Shares of Reliance Industries (RIL) have been on a tear over the last few months. This has driven up the valuation for the stock. To justify these high valuations many on the Street have started to club RIL with so-called FAANG stocks — an acronym for Facebook, Amazon, Apple, Netflix, and Alphabet (Google).
The American technology giants comprising the FAANG stocks have a combined market capitalisation (m-cap) of $5 trillion. These stocks have seen a huge surge in their valuations and enjoy price-to-earnings (P/E) multiple much higher than the market.
RIL, too, has diversified from pure-play oil-to-chemical (O2C) business to new-age digital (through Jio) and retail businesses. So does it deserve lofty valuations like those for FAANG? Domestic brokerage Edelweiss thinks otherwise.
“RIL’s FAANG-like valuation (particularly Jio’s) is misplaced as O2C and telecom make up 70 per cent of value,” said Edelweiss analyst Jal Irani in a note downgrading the stock from ‘buy’ to ‘hold’, with a price target of Rs 2,105. Shares of RIL ended at Rs 2,177 on Tuesday, valuing the company 35 times its estimated earnings for the ongoing FY21. CLSA, too, has downgraded the stock from ‘buy’ to ‘outperform’, voicing similar concerns.
The Edelweiss noted: “We believe the stock’s primary triggers — deleveraging, asset monetisation and digital momentum — have played out. We also believe the pendulum has swung entirely: From extreme pessimism to exuberance, infallible expectations on execution and a peak analyst ‘buy’ ratio (at 80 per cent).

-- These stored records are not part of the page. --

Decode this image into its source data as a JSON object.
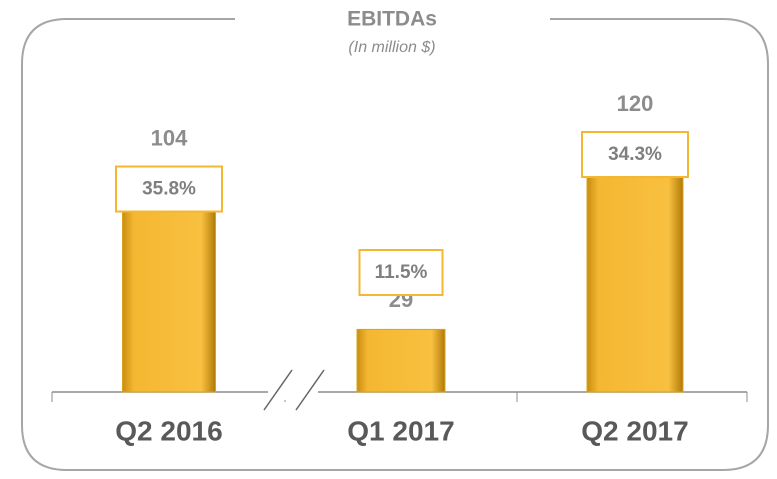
{
  "chart_data": {
    "type": "bar",
    "title": "EBITDAs",
    "subtitle": "(In million $)",
    "categories": [
      "Q2 2016",
      "Q1 2017",
      "Q2 2017"
    ],
    "values": [
      104,
      29,
      120
    ],
    "color": "#f5b731",
    "margins": {
      "values": [
        35.8,
        11.5,
        34.3
      ],
      "value_labels": [
        "35.8%",
        "11.5%",
        "34.3%"
      ]
    }
  }
}
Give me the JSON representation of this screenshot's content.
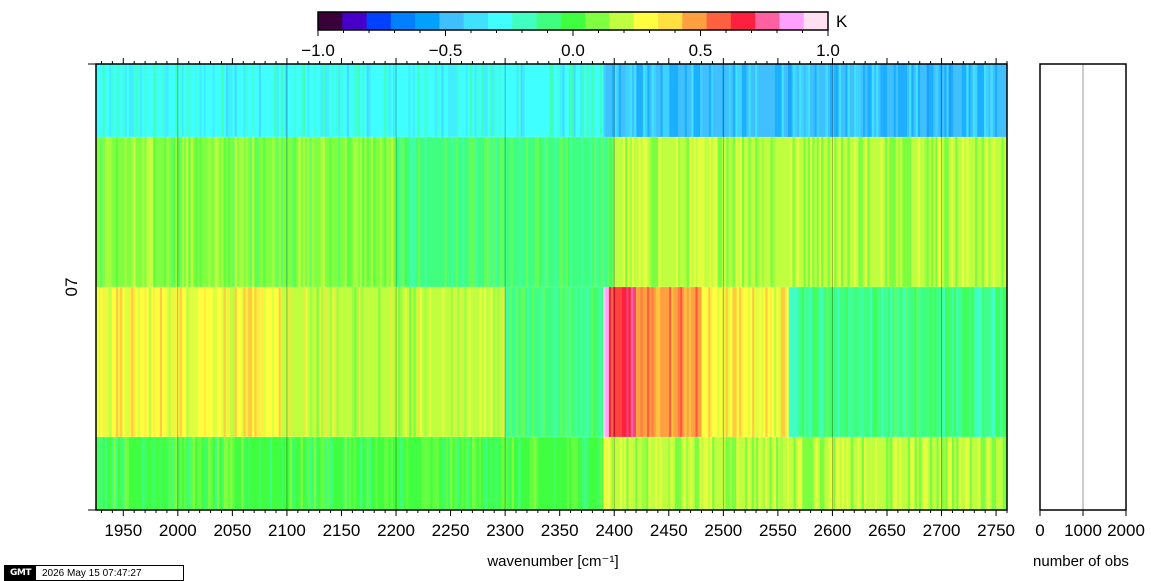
{
  "chart_data": {
    "type": "heatmap",
    "colorbar": {
      "unit": "K",
      "range": [
        -1.0,
        1.0
      ],
      "tick_labels": [
        "−1.0",
        "−0.5",
        "0.0",
        "0.5",
        "1.0"
      ],
      "tick_values": [
        -1.0,
        -0.5,
        0.0,
        0.5,
        1.0
      ],
      "colors": [
        "#3a0039",
        "#4600c8",
        "#0040ff",
        "#0080ff",
        "#00a0ff",
        "#40c0ff",
        "#40e0ff",
        "#40ffff",
        "#40ffc0",
        "#40ff80",
        "#40ff40",
        "#80ff40",
        "#c0ff40",
        "#ffff40",
        "#ffe040",
        "#ffa040",
        "#ff6040",
        "#ff2040",
        "#ff60a0",
        "#ffa0ff",
        "#ffe0f0"
      ]
    },
    "xlabel": "wavenumber [cm⁻¹]",
    "xlim": [
      1925,
      2760
    ],
    "x_tick_labels": [
      "1950",
      "2000",
      "2050",
      "2100",
      "2150",
      "2200",
      "2250",
      "2300",
      "2350",
      "2400",
      "2450",
      "2500",
      "2550",
      "2600",
      "2650",
      "2700",
      "2750"
    ],
    "x_ticks": [
      1950,
      2000,
      2050,
      2100,
      2150,
      2200,
      2250,
      2300,
      2350,
      2400,
      2450,
      2500,
      2550,
      2600,
      2650,
      2700,
      2750
    ],
    "ylabel": "07",
    "rows": [
      {
        "segments": [
          {
            "x": [
              1925,
              2390
            ],
            "value": -0.28
          },
          {
            "x": [
              2390,
              2760
            ],
            "value": -0.45
          }
        ]
      },
      {
        "segments": [
          {
            "x": [
              1925,
              2200
            ],
            "value": 0.1
          },
          {
            "x": [
              2200,
              2400
            ],
            "value": -0.05
          },
          {
            "x": [
              2400,
              2760
            ],
            "value": 0.15
          }
        ]
      },
      {
        "segments": [
          {
            "x": [
              1925,
              2095
            ],
            "value": 0.3
          },
          {
            "x": [
              2095,
              2300
            ],
            "value": 0.2
          },
          {
            "x": [
              2300,
              2390
            ],
            "value": -0.05
          },
          {
            "x": [
              2390,
              2395
            ],
            "value": 0.9
          },
          {
            "x": [
              2395,
              2420
            ],
            "value": 0.65
          },
          {
            "x": [
              2420,
              2480
            ],
            "value": 0.5
          },
          {
            "x": [
              2480,
              2560
            ],
            "value": 0.3
          },
          {
            "x": [
              2560,
              2760
            ],
            "value": -0.1
          }
        ]
      },
      {
        "segments": [
          {
            "x": [
              1925,
              2390
            ],
            "value": 0.0
          },
          {
            "x": [
              2390,
              2395
            ],
            "value": 0.3
          },
          {
            "x": [
              2395,
              2760
            ],
            "value": 0.15
          }
        ]
      }
    ],
    "side_panel": {
      "xlabel": "number of obs",
      "xlim": [
        0,
        2000
      ],
      "x_tick_labels": [
        "0",
        "1000",
        "2000"
      ],
      "x_ticks": [
        0,
        1000,
        2000
      ],
      "gridline_at": 1000
    }
  },
  "footer": {
    "logo": "GMT",
    "timestamp": "2026 May 15 07:47:27"
  }
}
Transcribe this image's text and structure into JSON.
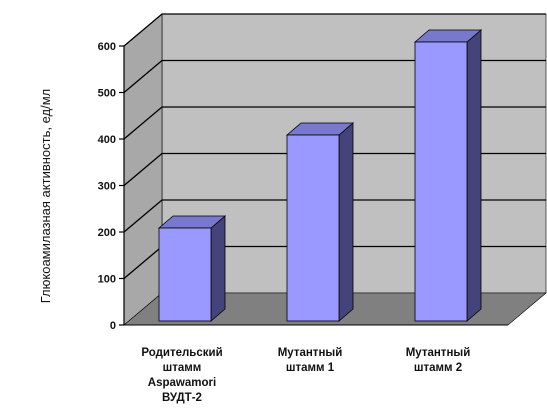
{
  "chart_data": {
    "type": "bar",
    "title": "",
    "xlabel": "",
    "ylabel": "Глюкоамилазная активность, ед/мл",
    "ylim": [
      0,
      600
    ],
    "yticks": [
      0,
      100,
      200,
      300,
      400,
      500,
      600
    ],
    "grid": true,
    "three_d": true,
    "categories": [
      [
        "Родительский",
        "штамм",
        "Aspawamori",
        "ВУДТ-2"
      ],
      [
        "Мутантный",
        "штамм 1"
      ],
      [
        "Мутантный",
        "штамм 2"
      ]
    ],
    "values": [
      200,
      400,
      600
    ],
    "colors": {
      "bar_front": "#9999ff",
      "bar_side": "#44447a",
      "bar_top": "#7878cc",
      "wall": "#c0c0c0",
      "floor": "#808080",
      "grid": "#000000"
    }
  }
}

That the valuation is pricing in overly high growth expectations when its WACC (cost of capital) is rising and economic spread being negative suggest risks lie on the downside.”
Edelweiss highlighted that RIL’s stock had previously been through three bouts of exuberance — in 1994, following economic liberalisation, then during the dotcom boom in 2000, and ahead of the global financial crisis in 2008.
The brokerage said at the current valuation, the market is factoring in a 35 per cent CAGR (compound annual growth rate) for 10 years. “The market is baking in a very high earnings CAGR of 35 per cent for Jio Platforms and 31 per cent for Reliance Retail sustaining over the next 10 years, which by any measure is a tall ask,” it said.
Shares of RIL have jumped nearly 2.5 times from this year’s lows in March. The company’s m-cap is fast-approaching the $200-billion market. RIL alone currently accounts for a tenth of India’s m-cap and a fifth of the Sensex’s m-cap.
“We believe that comparing Jio Platforms with the FAANG companies is the market’s newfangled makeover of the stock. While RIL’s management has a tenable vision that promises a long-term growth potential in that direction, we believe it shall be a long journey nevertheless,” the note said. “In our view, the markets have significantly and prematurely fired up the valuation of the entire consolidated entity — RIL — to those commanded by the FAANG companies… The cutting-edge FAANG companies boast large free cash flows already; for RIL in stark contrast, it is primarily the O2C business that shall continue to generate the bulk of cash flows over the medium term.”
On the other hand, though analysts at CLSA have downgraded the stock, they projected RIL’s m-cap to rise to $220 billion by March 2022. “Despite a lenient valuation framework, our new target of Rs 2,250 (Rs 1,753.38 earlier) offers only 4 per cent upside, which sees us downgrade our rating from ‘buy’ to ‘outperform’,” wrote Vikash Kumar Jain and Surajdev Yadav, of CLSA in a note.